From 26 June 2015 to 24 July 2015, the Ministry of Finance (the “MOF”) conducted a public consultation seeking feedback on a draft Income Tax (Amendment) Bill 2015 (the “Draft Bill”). The proposed changes to the Income Tax Act seek principally to implement changes announced in the 2015 Budget Statement (the “Budget 2015 changes”), although non-Budget 2015 changes are also proposed.

Budget 2015 changes

The draft amendments to the Income Tax Act to address the Budget 2015 changes include the following:

  • Extend and refine Merger & Acquisition (“M&A”) scheme: The M&A scheme will be extended for five years till 31 March 2020 to provide greater support to small and medium enterprises to grow via strategic acquisitions. The M&A allowance rate will be increased from 5% to 25%, with the cap on the value of qualifying acquisitions revised from S$100 million to S$20 million.With the lower cap on the value of qualifying acquisitions, the total amount of stamp duty relief available will correspondingly be reduced from S$200,000 to S$40,000.The total amount of the M&A allowance remains unchanged at S$5 million.
  • Introduce new International Growth Scheme (“IGS”): This new scheme will be introduced to support larger Singapore companies in their internationalisation efforts by providing qualifying Singapore companies with a concessionary tax rate of 10% for five years till 31 March 2020 on incremental income from qualifying internationalisation activities, e.g. export of goods and services, or global or regional HQ-related activities.
  • Enhance the Double Tax Deduction (“DTD”) for Internationalisation scheme: The DTD for Internationalisation scheme will be enhanced to cover qualifying salary expenditure incurred from 1 July 2015 to 31 March 2020 for Singaporeans posted to newly set up or newly acquired overseas entities.
  • Refine tax incentives for venture capital funds (“VCF”) and VCF management companies: Approved VCF management companies managing Section 13H funds will be given a 5% concessionary rate on their specified income with an approval window from 1 April 2015 to 31 March 2020.
  • Improve enhanced-tier fund tax incentive scheme: To accommodate master-feeder fund structures that hold their investments via Special Purpose Vehicles (“SPVs”), the existing concession for master-feeder fund structures will be enhanced to apply to SPVs held by the master fund, subject to conditions.
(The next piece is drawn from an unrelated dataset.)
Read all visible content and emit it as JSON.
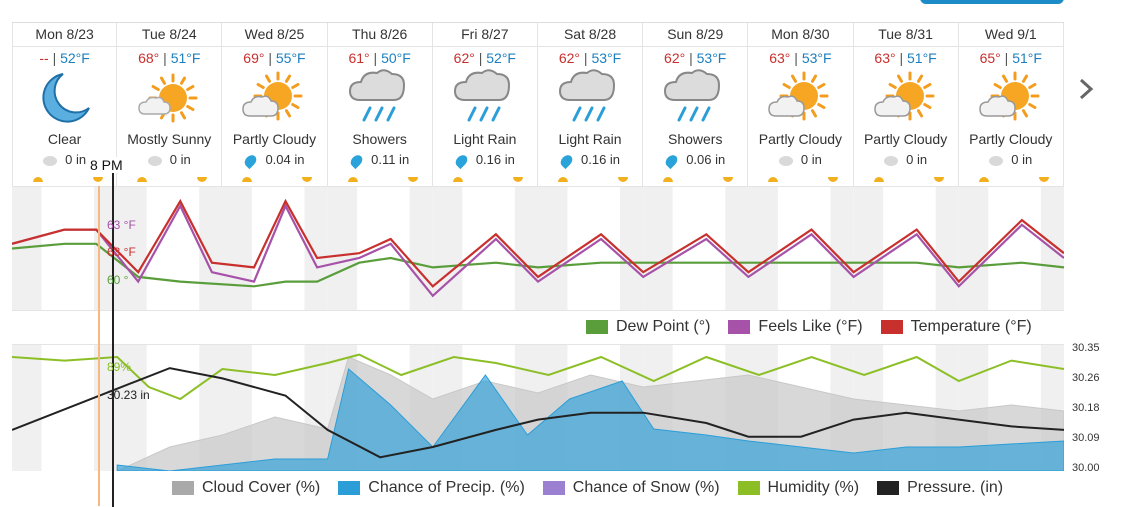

This will allow both master-feeder-SPV and master-SPV fund structures to apply for the scheme and meet the economic conditions on a collective basis.
  • Extend income tax concessions for real estate investment trusts (“REITs”): The income tax concessions for REITs, i.e. tax exemption for qualifying foreign-sourced income received by the trustees of REITs and their wholly-owned Singapore resident subsidiary companies, and the 10% concessionary tax rate for distributions received by qualifying non-resident non-individual investors from REITs, will be extended till 31 March 2020.
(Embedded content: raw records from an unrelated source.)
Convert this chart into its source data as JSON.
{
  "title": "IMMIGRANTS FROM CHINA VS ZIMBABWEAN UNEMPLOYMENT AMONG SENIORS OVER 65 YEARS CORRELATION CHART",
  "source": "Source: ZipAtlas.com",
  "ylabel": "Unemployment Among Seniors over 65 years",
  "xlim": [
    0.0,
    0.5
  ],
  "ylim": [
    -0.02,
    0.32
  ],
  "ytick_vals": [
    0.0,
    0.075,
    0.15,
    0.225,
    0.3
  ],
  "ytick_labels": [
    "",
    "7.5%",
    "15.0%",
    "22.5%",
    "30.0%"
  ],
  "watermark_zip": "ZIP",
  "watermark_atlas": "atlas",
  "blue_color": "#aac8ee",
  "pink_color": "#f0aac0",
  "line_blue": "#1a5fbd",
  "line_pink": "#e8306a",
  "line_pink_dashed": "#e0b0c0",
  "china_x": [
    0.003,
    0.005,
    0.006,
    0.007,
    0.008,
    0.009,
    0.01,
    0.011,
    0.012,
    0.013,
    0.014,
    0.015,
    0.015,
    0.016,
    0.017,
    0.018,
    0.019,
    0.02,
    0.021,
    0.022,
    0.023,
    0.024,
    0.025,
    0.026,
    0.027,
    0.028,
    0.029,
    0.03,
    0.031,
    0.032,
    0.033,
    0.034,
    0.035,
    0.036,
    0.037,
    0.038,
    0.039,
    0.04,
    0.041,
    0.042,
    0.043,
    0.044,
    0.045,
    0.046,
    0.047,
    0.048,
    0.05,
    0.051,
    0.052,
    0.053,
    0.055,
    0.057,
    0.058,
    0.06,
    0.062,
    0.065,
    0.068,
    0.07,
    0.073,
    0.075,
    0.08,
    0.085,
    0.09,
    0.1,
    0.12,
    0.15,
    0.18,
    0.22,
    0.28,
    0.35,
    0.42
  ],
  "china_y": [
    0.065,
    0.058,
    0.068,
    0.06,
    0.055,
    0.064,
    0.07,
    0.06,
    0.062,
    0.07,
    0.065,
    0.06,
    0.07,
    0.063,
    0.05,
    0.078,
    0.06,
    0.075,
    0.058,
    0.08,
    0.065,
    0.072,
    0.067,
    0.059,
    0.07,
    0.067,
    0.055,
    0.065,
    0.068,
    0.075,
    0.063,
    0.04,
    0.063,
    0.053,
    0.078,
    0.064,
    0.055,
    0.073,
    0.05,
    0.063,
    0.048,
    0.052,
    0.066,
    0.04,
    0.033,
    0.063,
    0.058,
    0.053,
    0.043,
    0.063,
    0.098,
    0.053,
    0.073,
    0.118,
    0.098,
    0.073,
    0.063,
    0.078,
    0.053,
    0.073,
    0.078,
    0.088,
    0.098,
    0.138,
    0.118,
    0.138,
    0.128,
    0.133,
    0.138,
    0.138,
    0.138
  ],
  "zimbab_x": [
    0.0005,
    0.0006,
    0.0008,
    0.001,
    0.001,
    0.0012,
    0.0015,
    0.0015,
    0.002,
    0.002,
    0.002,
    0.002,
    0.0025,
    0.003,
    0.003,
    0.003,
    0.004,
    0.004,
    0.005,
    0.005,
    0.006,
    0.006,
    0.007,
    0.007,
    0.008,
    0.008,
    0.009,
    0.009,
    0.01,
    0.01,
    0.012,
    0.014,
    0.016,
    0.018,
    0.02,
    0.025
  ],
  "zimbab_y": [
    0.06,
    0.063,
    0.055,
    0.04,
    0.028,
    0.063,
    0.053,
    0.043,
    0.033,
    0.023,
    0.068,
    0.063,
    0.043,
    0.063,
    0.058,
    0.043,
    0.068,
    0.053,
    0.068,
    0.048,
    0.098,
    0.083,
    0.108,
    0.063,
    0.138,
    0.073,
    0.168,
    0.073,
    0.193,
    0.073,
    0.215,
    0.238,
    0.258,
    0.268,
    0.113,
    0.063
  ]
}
  • Enhance progressivity of the personal income tax rate structure: The marginal tax rates for individual tax residents with chargeable income exceeding S$160,000 will be increased with effect from YA 2017. A new tax rate of 22% will also be introduced into the personal income tax rate structure for chargeable income exceeding S$320,000.
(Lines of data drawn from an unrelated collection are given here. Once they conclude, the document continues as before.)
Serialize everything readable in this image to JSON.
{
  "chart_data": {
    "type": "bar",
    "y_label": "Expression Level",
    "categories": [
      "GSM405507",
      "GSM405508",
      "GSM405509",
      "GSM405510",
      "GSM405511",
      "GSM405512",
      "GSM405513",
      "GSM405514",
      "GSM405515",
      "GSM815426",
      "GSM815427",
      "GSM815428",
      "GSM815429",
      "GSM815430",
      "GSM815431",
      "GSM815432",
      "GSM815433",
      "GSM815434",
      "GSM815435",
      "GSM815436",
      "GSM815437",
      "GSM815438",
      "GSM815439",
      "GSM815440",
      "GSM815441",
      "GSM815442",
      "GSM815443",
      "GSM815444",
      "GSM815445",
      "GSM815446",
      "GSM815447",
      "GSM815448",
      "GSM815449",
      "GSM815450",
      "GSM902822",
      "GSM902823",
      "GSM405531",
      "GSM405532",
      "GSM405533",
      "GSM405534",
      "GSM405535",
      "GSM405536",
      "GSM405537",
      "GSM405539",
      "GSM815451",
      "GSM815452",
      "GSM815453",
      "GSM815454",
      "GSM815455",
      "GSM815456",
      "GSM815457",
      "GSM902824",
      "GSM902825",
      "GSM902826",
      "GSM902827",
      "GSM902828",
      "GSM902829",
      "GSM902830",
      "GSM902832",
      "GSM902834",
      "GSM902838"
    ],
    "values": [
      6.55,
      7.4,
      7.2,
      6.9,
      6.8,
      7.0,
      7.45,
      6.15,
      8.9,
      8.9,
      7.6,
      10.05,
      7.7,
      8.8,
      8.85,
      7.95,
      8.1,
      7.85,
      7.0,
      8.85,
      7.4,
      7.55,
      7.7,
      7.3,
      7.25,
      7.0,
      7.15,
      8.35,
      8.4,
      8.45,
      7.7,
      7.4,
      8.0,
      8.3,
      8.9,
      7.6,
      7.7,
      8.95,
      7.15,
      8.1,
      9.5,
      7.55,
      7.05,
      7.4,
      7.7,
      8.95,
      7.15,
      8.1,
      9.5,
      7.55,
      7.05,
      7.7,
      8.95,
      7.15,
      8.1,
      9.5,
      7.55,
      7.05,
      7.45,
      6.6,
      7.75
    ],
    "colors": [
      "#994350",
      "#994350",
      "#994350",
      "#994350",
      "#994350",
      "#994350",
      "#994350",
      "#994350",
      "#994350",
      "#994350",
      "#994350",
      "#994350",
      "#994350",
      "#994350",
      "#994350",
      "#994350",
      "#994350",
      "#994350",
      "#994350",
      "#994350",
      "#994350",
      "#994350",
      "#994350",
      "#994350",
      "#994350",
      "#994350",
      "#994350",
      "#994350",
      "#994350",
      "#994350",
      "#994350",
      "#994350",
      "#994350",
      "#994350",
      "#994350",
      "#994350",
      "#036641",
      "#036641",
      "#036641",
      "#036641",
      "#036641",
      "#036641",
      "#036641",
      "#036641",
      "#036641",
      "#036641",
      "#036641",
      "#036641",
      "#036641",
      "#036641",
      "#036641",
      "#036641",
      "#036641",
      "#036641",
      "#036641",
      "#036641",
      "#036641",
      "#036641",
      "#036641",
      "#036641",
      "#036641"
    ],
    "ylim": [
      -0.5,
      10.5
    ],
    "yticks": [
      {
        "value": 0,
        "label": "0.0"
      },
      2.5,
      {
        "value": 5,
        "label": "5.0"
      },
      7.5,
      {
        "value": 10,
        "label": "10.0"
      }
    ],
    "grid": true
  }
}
  • Extend the 250% tax deduction for qualifying donations: The 250% tax deduction will be extended for three years from 1 January 2016 to 31 December 2018. In addition, as part of the SG50 jubilee celebration, the tax deduction rate will raised to 300% for qualifying donations made in 2015 to institutions of public character and other qualifying recipients (such as approved museums, prescribed schools).